Phaedrus

Plato

Plato in Twelve Volumes, Vol. 1 translated by Harold North Fowler; Introduction by W.R.M. Lamb. Cambridge, MA, Harvard University Press; London, William Heinemann Ltd. 1914.

Socrates. You are a darling and truly golden, Phaedrus, if you think I mean that Lysias has failed in every respect and that I can compose a discourse containing nothing that he has said. That, I fancy, could not happen even to the worst writer. For example, to take the subject of his speech, who do you suppose, in arguing that the non-lover ought to be more favored than the lover, could omit praise of the non-lover’s calm sense and blame of the lover’s unreason, which are inevitable arguments, and then say something else instead? No, such arguments, I think, must be allowed and excused; and in these the arrangement, not the invention, is to be praised; but in the case of arguments which are not inevitable and are hard to discover, the invention deserves praise as well as the arrangement.
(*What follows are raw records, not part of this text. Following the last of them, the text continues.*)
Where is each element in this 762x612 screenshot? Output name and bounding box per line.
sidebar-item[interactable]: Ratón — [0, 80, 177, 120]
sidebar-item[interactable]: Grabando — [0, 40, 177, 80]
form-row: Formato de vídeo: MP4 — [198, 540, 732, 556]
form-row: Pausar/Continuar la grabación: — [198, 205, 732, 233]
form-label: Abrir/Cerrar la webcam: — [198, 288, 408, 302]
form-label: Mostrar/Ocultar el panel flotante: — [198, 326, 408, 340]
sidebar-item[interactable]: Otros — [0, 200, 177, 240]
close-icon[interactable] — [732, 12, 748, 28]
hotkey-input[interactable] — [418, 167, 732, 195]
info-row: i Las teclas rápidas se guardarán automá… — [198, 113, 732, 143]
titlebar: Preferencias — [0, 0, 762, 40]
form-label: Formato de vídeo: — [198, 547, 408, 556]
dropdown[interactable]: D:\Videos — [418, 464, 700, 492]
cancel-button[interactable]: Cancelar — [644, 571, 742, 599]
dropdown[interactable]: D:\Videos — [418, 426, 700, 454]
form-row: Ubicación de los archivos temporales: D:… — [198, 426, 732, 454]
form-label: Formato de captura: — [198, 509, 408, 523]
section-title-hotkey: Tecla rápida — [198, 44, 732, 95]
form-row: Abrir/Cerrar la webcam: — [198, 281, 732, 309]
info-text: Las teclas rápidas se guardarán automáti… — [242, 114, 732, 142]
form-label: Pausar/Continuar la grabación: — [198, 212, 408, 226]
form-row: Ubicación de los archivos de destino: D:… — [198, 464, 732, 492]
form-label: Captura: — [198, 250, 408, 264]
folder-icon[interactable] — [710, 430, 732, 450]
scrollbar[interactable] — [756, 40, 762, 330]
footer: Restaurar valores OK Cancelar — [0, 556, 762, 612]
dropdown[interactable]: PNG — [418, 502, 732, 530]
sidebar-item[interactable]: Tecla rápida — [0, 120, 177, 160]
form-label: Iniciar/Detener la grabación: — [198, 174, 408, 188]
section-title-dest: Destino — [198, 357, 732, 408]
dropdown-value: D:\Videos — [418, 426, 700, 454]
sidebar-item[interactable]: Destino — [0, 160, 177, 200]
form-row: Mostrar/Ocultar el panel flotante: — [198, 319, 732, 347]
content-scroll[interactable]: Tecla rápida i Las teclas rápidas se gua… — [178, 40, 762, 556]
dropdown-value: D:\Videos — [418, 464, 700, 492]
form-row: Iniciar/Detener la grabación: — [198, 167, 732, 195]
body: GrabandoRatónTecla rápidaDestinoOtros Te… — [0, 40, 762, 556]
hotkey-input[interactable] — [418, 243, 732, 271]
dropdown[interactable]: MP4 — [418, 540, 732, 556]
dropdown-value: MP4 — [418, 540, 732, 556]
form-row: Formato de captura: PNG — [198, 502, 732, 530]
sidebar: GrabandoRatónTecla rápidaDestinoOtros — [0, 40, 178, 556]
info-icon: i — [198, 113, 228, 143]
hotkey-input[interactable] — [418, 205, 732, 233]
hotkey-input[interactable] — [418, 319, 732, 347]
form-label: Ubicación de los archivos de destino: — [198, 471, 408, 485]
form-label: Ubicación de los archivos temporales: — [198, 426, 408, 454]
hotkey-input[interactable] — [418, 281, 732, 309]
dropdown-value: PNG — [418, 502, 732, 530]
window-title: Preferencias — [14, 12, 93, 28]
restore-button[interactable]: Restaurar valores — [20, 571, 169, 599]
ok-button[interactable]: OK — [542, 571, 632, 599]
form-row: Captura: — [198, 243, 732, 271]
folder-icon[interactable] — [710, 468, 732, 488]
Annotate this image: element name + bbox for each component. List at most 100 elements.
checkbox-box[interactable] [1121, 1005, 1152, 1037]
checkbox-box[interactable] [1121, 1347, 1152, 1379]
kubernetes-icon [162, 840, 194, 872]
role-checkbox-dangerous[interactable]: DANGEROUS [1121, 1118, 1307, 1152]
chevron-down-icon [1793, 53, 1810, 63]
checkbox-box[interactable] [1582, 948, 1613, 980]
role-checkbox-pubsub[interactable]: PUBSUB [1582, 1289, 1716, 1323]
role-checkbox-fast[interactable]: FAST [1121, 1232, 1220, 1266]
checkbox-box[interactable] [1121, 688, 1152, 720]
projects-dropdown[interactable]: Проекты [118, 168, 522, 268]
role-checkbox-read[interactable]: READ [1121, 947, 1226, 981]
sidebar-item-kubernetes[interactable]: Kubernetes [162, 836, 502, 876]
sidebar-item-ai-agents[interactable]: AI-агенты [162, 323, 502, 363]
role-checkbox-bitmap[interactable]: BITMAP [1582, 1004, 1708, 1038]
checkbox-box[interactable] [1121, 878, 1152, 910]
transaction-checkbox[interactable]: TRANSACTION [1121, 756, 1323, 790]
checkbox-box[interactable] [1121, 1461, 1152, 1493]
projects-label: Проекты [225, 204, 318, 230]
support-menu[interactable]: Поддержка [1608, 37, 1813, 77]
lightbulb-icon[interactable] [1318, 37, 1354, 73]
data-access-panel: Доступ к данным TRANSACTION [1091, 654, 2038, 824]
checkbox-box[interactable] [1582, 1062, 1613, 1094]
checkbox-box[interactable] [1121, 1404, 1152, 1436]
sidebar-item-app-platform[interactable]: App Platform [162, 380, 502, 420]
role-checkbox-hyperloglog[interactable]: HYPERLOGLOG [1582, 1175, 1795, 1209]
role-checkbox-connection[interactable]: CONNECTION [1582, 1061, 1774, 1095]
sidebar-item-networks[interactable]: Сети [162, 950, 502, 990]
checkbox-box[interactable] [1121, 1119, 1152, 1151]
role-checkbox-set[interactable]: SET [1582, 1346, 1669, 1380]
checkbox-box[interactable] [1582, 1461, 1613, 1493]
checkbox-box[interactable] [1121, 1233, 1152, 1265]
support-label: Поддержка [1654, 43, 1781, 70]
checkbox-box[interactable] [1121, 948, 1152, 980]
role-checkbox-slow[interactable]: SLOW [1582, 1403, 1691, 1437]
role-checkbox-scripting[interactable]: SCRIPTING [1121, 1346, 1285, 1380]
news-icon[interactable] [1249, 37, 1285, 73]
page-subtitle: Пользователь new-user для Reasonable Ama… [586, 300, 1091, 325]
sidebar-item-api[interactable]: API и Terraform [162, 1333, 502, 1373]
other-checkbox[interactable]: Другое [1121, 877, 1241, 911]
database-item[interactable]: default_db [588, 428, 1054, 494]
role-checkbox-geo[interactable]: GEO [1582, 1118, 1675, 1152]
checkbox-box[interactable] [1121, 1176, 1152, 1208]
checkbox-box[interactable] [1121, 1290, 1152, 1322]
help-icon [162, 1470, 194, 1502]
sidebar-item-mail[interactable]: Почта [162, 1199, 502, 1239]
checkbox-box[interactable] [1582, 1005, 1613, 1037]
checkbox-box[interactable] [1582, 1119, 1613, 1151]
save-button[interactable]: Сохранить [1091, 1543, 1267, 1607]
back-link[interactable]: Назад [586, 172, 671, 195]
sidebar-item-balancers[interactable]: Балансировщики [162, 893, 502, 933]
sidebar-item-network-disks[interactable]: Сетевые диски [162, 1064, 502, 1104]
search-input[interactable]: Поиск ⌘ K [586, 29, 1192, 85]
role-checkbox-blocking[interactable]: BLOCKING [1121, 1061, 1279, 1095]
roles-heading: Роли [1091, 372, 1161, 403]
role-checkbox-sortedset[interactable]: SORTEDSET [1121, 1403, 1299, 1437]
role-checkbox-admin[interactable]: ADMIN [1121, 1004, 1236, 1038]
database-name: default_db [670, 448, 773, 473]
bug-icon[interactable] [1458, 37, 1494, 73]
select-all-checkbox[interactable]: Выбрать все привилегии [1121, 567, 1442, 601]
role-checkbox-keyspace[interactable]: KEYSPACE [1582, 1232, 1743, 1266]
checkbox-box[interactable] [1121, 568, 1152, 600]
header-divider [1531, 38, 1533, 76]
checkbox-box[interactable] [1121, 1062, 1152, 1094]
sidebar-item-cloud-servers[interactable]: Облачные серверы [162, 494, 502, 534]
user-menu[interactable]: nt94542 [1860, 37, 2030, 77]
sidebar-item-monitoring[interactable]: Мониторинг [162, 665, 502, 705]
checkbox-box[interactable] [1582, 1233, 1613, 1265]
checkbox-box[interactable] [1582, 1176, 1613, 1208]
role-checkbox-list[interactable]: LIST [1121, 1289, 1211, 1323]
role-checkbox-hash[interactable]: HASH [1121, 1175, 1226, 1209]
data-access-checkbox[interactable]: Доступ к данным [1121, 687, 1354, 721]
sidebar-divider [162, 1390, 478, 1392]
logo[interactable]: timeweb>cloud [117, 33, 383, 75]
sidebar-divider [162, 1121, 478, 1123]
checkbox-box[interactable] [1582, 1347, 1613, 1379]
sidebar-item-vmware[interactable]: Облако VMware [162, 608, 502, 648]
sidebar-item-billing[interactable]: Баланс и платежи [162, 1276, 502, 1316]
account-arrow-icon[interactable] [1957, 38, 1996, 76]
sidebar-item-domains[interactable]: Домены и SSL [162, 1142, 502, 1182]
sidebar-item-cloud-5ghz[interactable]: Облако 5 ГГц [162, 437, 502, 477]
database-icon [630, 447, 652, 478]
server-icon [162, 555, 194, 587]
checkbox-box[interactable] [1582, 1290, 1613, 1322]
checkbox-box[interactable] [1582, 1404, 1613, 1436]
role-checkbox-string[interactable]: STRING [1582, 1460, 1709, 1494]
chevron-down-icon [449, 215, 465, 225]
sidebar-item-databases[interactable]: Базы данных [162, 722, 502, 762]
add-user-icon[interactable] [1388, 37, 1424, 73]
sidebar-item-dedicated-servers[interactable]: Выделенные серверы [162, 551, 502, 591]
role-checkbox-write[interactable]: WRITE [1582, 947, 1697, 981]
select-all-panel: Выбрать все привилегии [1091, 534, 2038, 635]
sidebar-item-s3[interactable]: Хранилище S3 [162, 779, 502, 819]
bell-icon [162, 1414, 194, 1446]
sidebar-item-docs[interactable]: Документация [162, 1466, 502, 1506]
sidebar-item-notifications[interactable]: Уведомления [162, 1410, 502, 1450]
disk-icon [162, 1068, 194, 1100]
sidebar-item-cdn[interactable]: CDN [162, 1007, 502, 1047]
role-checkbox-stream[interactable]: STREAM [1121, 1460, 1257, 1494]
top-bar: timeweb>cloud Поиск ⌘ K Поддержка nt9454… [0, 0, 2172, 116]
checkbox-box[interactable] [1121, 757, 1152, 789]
Phaedrus. I concede your point, for I think what you say is reasonable, So I will make this concession: I will allow you to begin with the premise that the lover is more distraught than the non-lover; and if you speak on the remaining points more copiously and better than Lysias, without saying the same things, your statue of beaten metal shall stand at Olympia beside the offering of the Cypselids.

Socrates. Have you taken my jest in earnest, Phaedrus, because, to tease you, I laid hands on your beloved, and do you really suppose I am going to try to surpass the rhetoric of Lysias and make a speech more ingenious than his?

Phaedrus. Now, my friend, you have given me a fair hold; for you certainly must speak as best you can, lest we be compelled to resort to the comic you’re another; be careful and do not force me to say O Socrates, if I don’t know Socrates, I have forgotten myself, and he yearned to speak, but feigned coyness. Just make up your mind that we are not going away from here until you speak out what you said you had in your breast. We are alone in a solitary spot, and I am stronger and younger than you; so, under these circumstances, take my meaning, and speak voluntarily, rather than under compulsion.

Socrates. But, my dear Phaedrus, I shall make myself ridiculous if I, a mere amateur, try without preparation to speak on the same subject in competition with a master of his art.

Phaedrus. Now listen to me. Stop trying to fool me; for I can say something which will force you to speak.

Socrates. Then pray don’t say it.

Phaedrus. Yes, but I will. And my saying shall be an oath. I swear to you by— by what god? By this plane tree? I take my solemn oath that unless you produce the discourse in the very presence of this plane tree, I will never read you another or tell you of another.

Socrates. Oh! Oh! You wretch! How well you found out how to make a lover of discourse do your will!

Phaedrus. Then why do you try to get out of it?

Socrates. I won’t any more, since you have taken this oath; for how could I give up such pleasures?